One week, but not 12 hours, of cast immobilization alters promotor DNA methylation patterns in the nNOS gene in mouse skeletal muscle
Yuki Tomiga The Journal of Physiology November 2019 issue.
DNA methylation may play an important role in regulating gene expression in skeletal muscle to adapt to physical activity and inactivity.
Neuronal nitric oxide synthase (nNOS) in skeletal muscle is a key regulator of skeletal muscle mass; however, it is unclear whether nNOS expression is regulated by DNA methylation.
We found that 1 week of cast immobilization increased nNOS DNA methylation levels and downregulated nNOS gene expression in atrophic slow‐twitch soleus muscle from the mouse leg. These changes were not detected in non‐atrophic fast‐twitch extensor digitorum longus muscle.
Twelve hours of cast immobilization decreased nNOS gene expression, whereas nNOS DNA methylation levels were unchanged, suggesting that downregulation of nNOS gene expression by short‐term muscle inactivity is independent of the DNA methylation pattern.

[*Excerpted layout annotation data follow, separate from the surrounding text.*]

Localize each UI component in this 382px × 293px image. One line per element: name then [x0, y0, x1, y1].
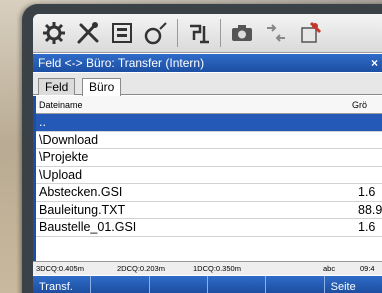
device-screen: Feld <-> Büro: Transfer (Intern) × Feld … [33, 14, 382, 293]
camera-icon[interactable] [227, 18, 257, 48]
file-name: Bauleitung.TXT [39, 202, 126, 217]
file-name: \Download [39, 132, 99, 147]
status-bar: 3DCQ:0.405m 2DCQ:0.203m 1DCQ:0.350m abc … [33, 261, 382, 275]
column-header-size[interactable]: Grö [352, 96, 367, 114]
column-header-name[interactable]: Dateiname [39, 100, 83, 110]
list-item[interactable]: Bauleitung.TXT 88.9 [36, 202, 382, 219]
file-list: Dateiname Grö .. \Download \Projekte \Up… [33, 96, 382, 261]
softkey-2[interactable] [91, 276, 150, 293]
file-size: 88.9 [358, 202, 382, 217]
status-input-mode: abc [323, 264, 336, 273]
file-name: \Upload [39, 167, 83, 182]
antenna-icon[interactable] [184, 18, 214, 48]
close-icon[interactable]: × [371, 54, 378, 72]
measure-icon[interactable] [141, 18, 171, 48]
tab-feld[interactable]: Feld [38, 78, 76, 95]
softkey-transfer[interactable]: Transf. [33, 276, 92, 293]
softkey-4[interactable] [208, 276, 267, 293]
tab-bar: Feld Büro [33, 73, 382, 96]
list-item[interactable]: \Projekte [36, 149, 382, 167]
softkey-3[interactable] [150, 276, 208, 293]
toolbar-separator [177, 19, 178, 47]
gear-icon[interactable] [39, 18, 69, 48]
file-name: \Projekte [39, 150, 89, 164]
list-item[interactable]: .. [36, 114, 382, 132]
file-name: .. [39, 115, 46, 129]
list-item[interactable]: \Download [36, 132, 382, 149]
file-size: 1.6 [358, 220, 376, 234]
config-icon[interactable] [295, 18, 325, 48]
tools-icon[interactable] [73, 18, 103, 48]
file-name: Abstecken.GSI [39, 185, 123, 199]
file-name: Baustelle_01.GSI [39, 220, 137, 234]
list-item[interactable]: Baustelle_01.GSI 1.6 [36, 219, 382, 237]
softkey-page[interactable]: Seite [325, 276, 382, 293]
window-titlebar: Feld <-> Büro: Transfer (Intern) × [33, 54, 382, 72]
status-3dcq: 3DCQ:0.405m [36, 264, 84, 273]
softkey-5[interactable] [266, 276, 325, 293]
list-item[interactable]: \Upload [36, 167, 382, 184]
file-size: 1.6 [358, 185, 376, 199]
status-time: 09:4 [360, 264, 375, 273]
transfer-icon[interactable] [261, 18, 291, 48]
window-title: Feld <-> Büro: Transfer (Intern) [38, 56, 205, 70]
list-header: Dateiname Grö [36, 96, 382, 114]
toolbar-separator [220, 19, 221, 47]
softkey-bar: Transf. Seite [33, 276, 382, 293]
status-2dcq: 2DCQ:0.203m [117, 264, 165, 273]
list-item[interactable]: Abstecken.GSI 1.6 [36, 184, 382, 202]
main-toolbar [33, 14, 382, 53]
tab-buero[interactable]: Büro [82, 78, 122, 96]
survey-icon[interactable] [107, 18, 137, 48]
status-1dcq: 1DCQ:0.350m [193, 264, 241, 273]
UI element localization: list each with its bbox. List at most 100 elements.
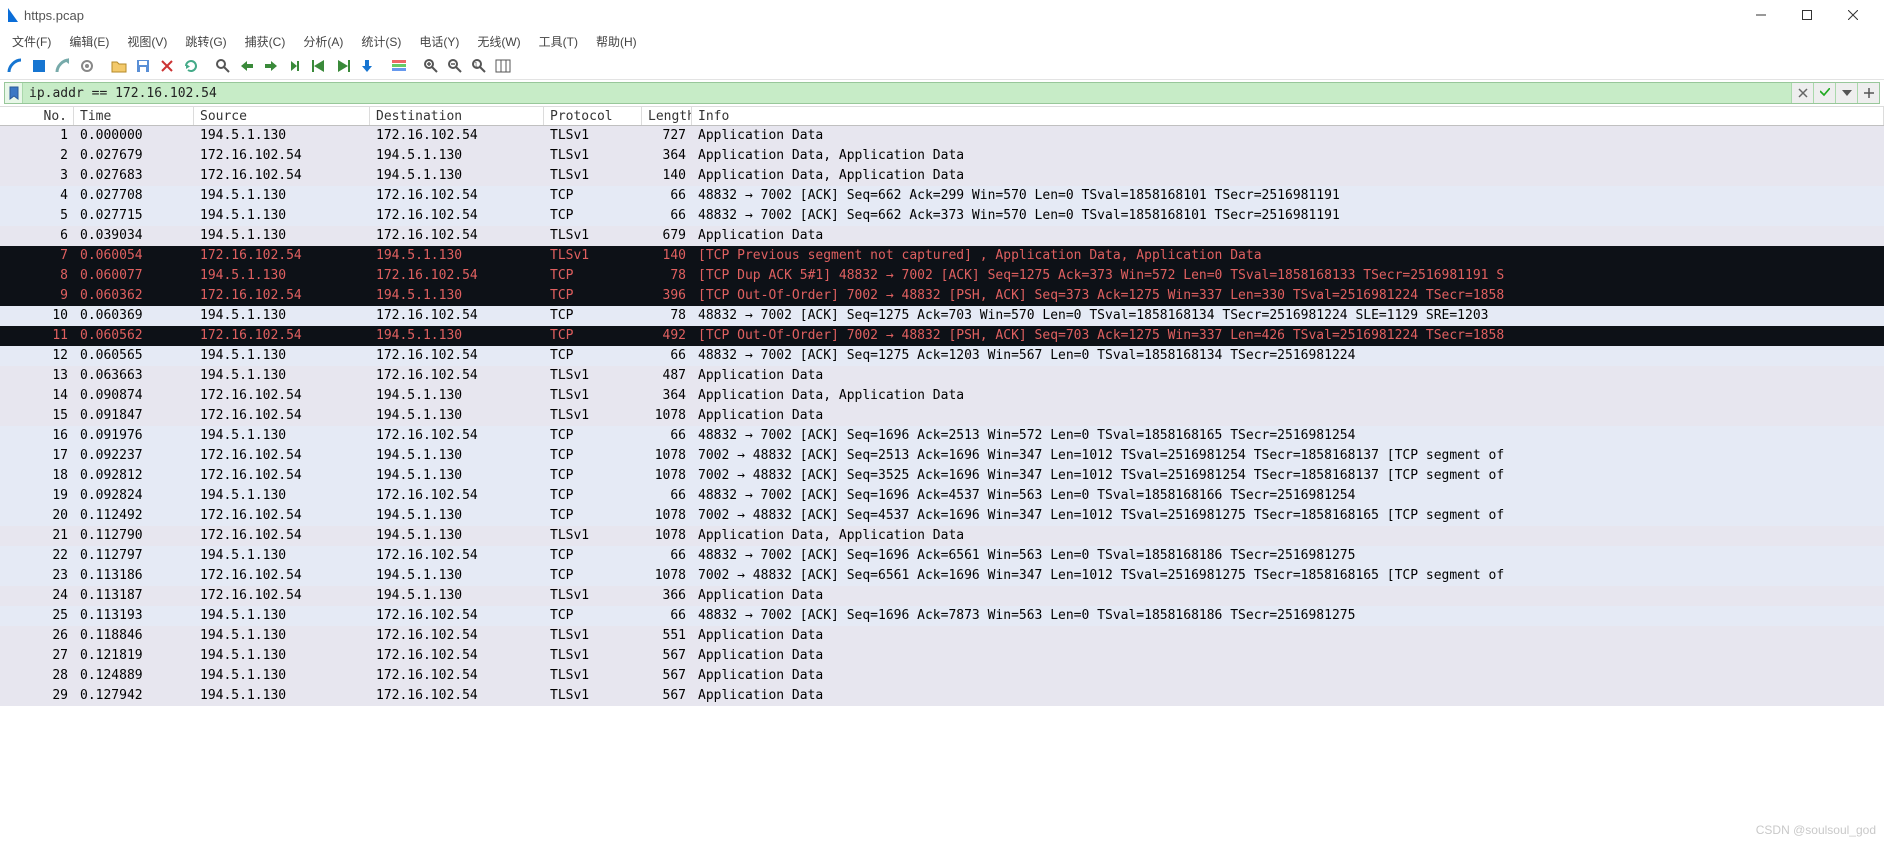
packet-row[interactable]: 140.090874172.16.102.54194.5.1.130TLSv13… <box>0 386 1884 406</box>
col-protocol[interactable]: Protocol <box>544 107 642 125</box>
zoom-out-button[interactable] <box>444 55 466 77</box>
packet-row[interactable]: 100.060369194.5.1.130172.16.102.54TCP784… <box>0 306 1884 326</box>
packet-row[interactable]: 210.112790172.16.102.54194.5.1.130TLSv11… <box>0 526 1884 546</box>
menu-item[interactable]: 工具(T) <box>531 30 586 53</box>
packet-row[interactable]: 160.091976194.5.1.130172.16.102.54TCP664… <box>0 426 1884 446</box>
packet-row[interactable]: 20.027679172.16.102.54194.5.1.130TLSv136… <box>0 146 1884 166</box>
menu-item[interactable]: 无线(W) <box>469 30 528 53</box>
menu-item[interactable]: 电话(Y) <box>411 30 467 53</box>
cell-time: 0.063663 <box>74 366 194 386</box>
cell-len: 487 <box>642 366 692 386</box>
go-back-button[interactable] <box>236 55 258 77</box>
packet-row[interactable]: 250.113193194.5.1.130172.16.102.54TCP664… <box>0 606 1884 626</box>
menu-item[interactable]: 编辑(E) <box>61 30 117 53</box>
packet-row[interactable]: 270.121819194.5.1.130172.16.102.54TLSv15… <box>0 646 1884 666</box>
cell-no: 11 <box>0 326 74 346</box>
menu-item[interactable]: 帮助(H) <box>588 30 645 53</box>
packet-row[interactable]: 170.092237172.16.102.54194.5.1.130TCP107… <box>0 446 1884 466</box>
packet-row[interactable]: 220.112797194.5.1.130172.16.102.54TCP664… <box>0 546 1884 566</box>
menu-item[interactable]: 分析(A) <box>295 30 351 53</box>
close-file-button[interactable] <box>156 55 178 77</box>
menu-item[interactable]: 视图(V) <box>119 30 175 53</box>
packet-row[interactable]: 90.060362172.16.102.54194.5.1.130TCP396[… <box>0 286 1884 306</box>
clear-filter-button[interactable] <box>1791 83 1813 103</box>
cell-len: 1078 <box>642 466 692 486</box>
go-forward-button[interactable] <box>260 55 282 77</box>
col-destination[interactable]: Destination <box>370 107 544 125</box>
col-no[interactable]: No. <box>0 107 74 125</box>
cell-dst: 172.16.102.54 <box>370 126 544 146</box>
display-filter-input[interactable] <box>23 83 1791 103</box>
restart-capture-button[interactable] <box>52 55 74 77</box>
packet-row[interactable]: 290.127942194.5.1.130172.16.102.54TLSv15… <box>0 686 1884 706</box>
goto-packet-button[interactable] <box>284 55 306 77</box>
cell-info: 7002 → 48832 [ACK] Seq=4537 Ack=1696 Win… <box>692 506 1884 526</box>
col-time[interactable]: Time <box>74 107 194 125</box>
auto-scroll-button[interactable] <box>356 55 378 77</box>
cell-no: 24 <box>0 586 74 606</box>
col-info[interactable]: Info <box>692 107 1884 125</box>
stop-capture-button[interactable] <box>28 55 50 77</box>
packet-row[interactable]: 10.000000194.5.1.130172.16.102.54TLSv172… <box>0 126 1884 146</box>
packet-row[interactable]: 150.091847172.16.102.54194.5.1.130TLSv11… <box>0 406 1884 426</box>
open-file-button[interactable] <box>108 55 130 77</box>
menu-item[interactable]: 统计(S) <box>353 30 409 53</box>
packet-row[interactable]: 70.060054172.16.102.54194.5.1.130TLSv114… <box>0 246 1884 266</box>
start-capture-button[interactable] <box>4 55 26 77</box>
find-packet-button[interactable] <box>212 55 234 77</box>
cell-prot: TLSv1 <box>544 226 642 246</box>
packet-row[interactable]: 40.027708194.5.1.130172.16.102.54TCP6648… <box>0 186 1884 206</box>
packet-row[interactable]: 200.112492172.16.102.54194.5.1.130TCP107… <box>0 506 1884 526</box>
packet-list[interactable]: 10.000000194.5.1.130172.16.102.54TLSv172… <box>0 126 1884 841</box>
menu-item[interactable]: 捕获(C) <box>237 30 294 53</box>
go-last-button[interactable] <box>332 55 354 77</box>
cell-no: 13 <box>0 366 74 386</box>
col-length[interactable]: Length <box>642 107 692 125</box>
menu-item[interactable]: 文件(F) <box>4 30 59 53</box>
packet-row[interactable]: 80.060077194.5.1.130172.16.102.54TCP78[T… <box>0 266 1884 286</box>
capture-options-button[interactable] <box>76 55 98 77</box>
resize-columns-button[interactable] <box>492 55 514 77</box>
cell-info: [TCP Previous segment not captured] , Ap… <box>692 246 1884 266</box>
cell-prot: TLSv1 <box>544 386 642 406</box>
go-first-button[interactable] <box>308 55 330 77</box>
apply-filter-button[interactable] <box>1813 83 1835 103</box>
reload-file-button[interactable] <box>180 55 202 77</box>
filter-bookmark-icon[interactable] <box>5 83 23 103</box>
colorize-button[interactable] <box>388 55 410 77</box>
cell-prot: TLSv1 <box>544 626 642 646</box>
cell-dst: 194.5.1.130 <box>370 326 544 346</box>
packet-row[interactable]: 50.027715194.5.1.130172.16.102.54TCP6648… <box>0 206 1884 226</box>
packet-row[interactable]: 30.027683172.16.102.54194.5.1.130TLSv114… <box>0 166 1884 186</box>
cell-prot: TCP <box>544 606 642 626</box>
close-button[interactable] <box>1830 0 1876 30</box>
packet-row[interactable]: 260.118846194.5.1.130172.16.102.54TLSv15… <box>0 626 1884 646</box>
cell-time: 0.092812 <box>74 466 194 486</box>
cell-time: 0.121819 <box>74 646 194 666</box>
filter-add-button[interactable] <box>1857 83 1879 103</box>
packet-row[interactable]: 60.039034194.5.1.130172.16.102.54TLSv167… <box>0 226 1884 246</box>
filter-history-button[interactable] <box>1835 83 1857 103</box>
packet-row[interactable]: 190.092824194.5.1.130172.16.102.54TCP664… <box>0 486 1884 506</box>
cell-dst: 194.5.1.130 <box>370 406 544 426</box>
packet-row[interactable]: 130.063663194.5.1.130172.16.102.54TLSv14… <box>0 366 1884 386</box>
save-file-button[interactable] <box>132 55 154 77</box>
packet-row[interactable]: 180.092812172.16.102.54194.5.1.130TCP107… <box>0 466 1884 486</box>
cell-src: 194.5.1.130 <box>194 426 370 446</box>
maximize-button[interactable] <box>1784 0 1830 30</box>
col-source[interactable]: Source <box>194 107 370 125</box>
cell-dst: 172.16.102.54 <box>370 226 544 246</box>
packet-row[interactable]: 120.060565194.5.1.130172.16.102.54TCP664… <box>0 346 1884 366</box>
zoom-in-button[interactable] <box>420 55 442 77</box>
packet-row[interactable]: 280.124889194.5.1.130172.16.102.54TLSv15… <box>0 666 1884 686</box>
cell-time: 0.027708 <box>74 186 194 206</box>
packet-row[interactable]: 230.113186172.16.102.54194.5.1.130TCP107… <box>0 566 1884 586</box>
menu-item[interactable]: 跳转(G) <box>177 30 234 53</box>
cell-len: 1078 <box>642 406 692 426</box>
packet-row[interactable]: 240.113187172.16.102.54194.5.1.130TLSv13… <box>0 586 1884 606</box>
packet-row[interactable]: 110.060562172.16.102.54194.5.1.130TCP492… <box>0 326 1884 346</box>
cell-src: 172.16.102.54 <box>194 146 370 166</box>
cell-prot: TLSv1 <box>544 246 642 266</box>
zoom-reset-button[interactable]: 1 <box>468 55 490 77</box>
minimize-button[interactable] <box>1738 0 1784 30</box>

These findings contribute to a better understanding of the maintenance of skeletal muscle mass and prevention of muscle atrophy by epigenetic mechanisms via the nNOS/NO pathway.
Abstract
DNA methylation is a mechanism that controls gene expression in skeletal muscle under various environmental stimuli, such as physical activity and inactivity. Neuronal nitric oxide synthase (nNOS) regulates muscle atrophy in skeletal muscle. However, the mechanisms regulating nNOS expression in atrophic muscle remain unclear. We hypothesized that nNOS expression in atrophic muscle is regulated by DNA methylation of the nNOS promotor in soleus (Sol; slow‐twitch fibre dominant) and extensor digitorum longus (EDL; fast‐twitch fibre dominant) muscles. One week of cast immobilization induced significant muscle atrophy in Sol but not in EDL. We showed that 1 week of cast immobilization increased nNOS DNA methylation levels in Sol, although only a minor change was detected in EDL. Consistent with the increased DNA methylation levels in atrophic Sol, the gene expression levels of total nNOS and nNOSµ (i.e. the major splicing variant of nNOS in skeletal muscle) decreased. The abundance of the nNOS protein and cell membrane (especially type IIa fibre) immunoreactivity also decreased in atrophic Sol. These changes were not observed in EDL after 1 week of cast immobilization. Furthermore, despite the lack of significant atrophy, 12 h of cast immobilization decreased gene expression levels of total nNOS and nNOSµ in Sol. However, no association was detected between nNOS DNA methylation and gene expression. The expression of the nNOSβ gene, another splicing variant of nNOS, in EDL was unchanged by cast immobilization, whereas its expression was not detected in Sol.
We concluded that chronic adaptation of nNOS gene expression in cast immobilized muscle may involve nNOS DNA methylation.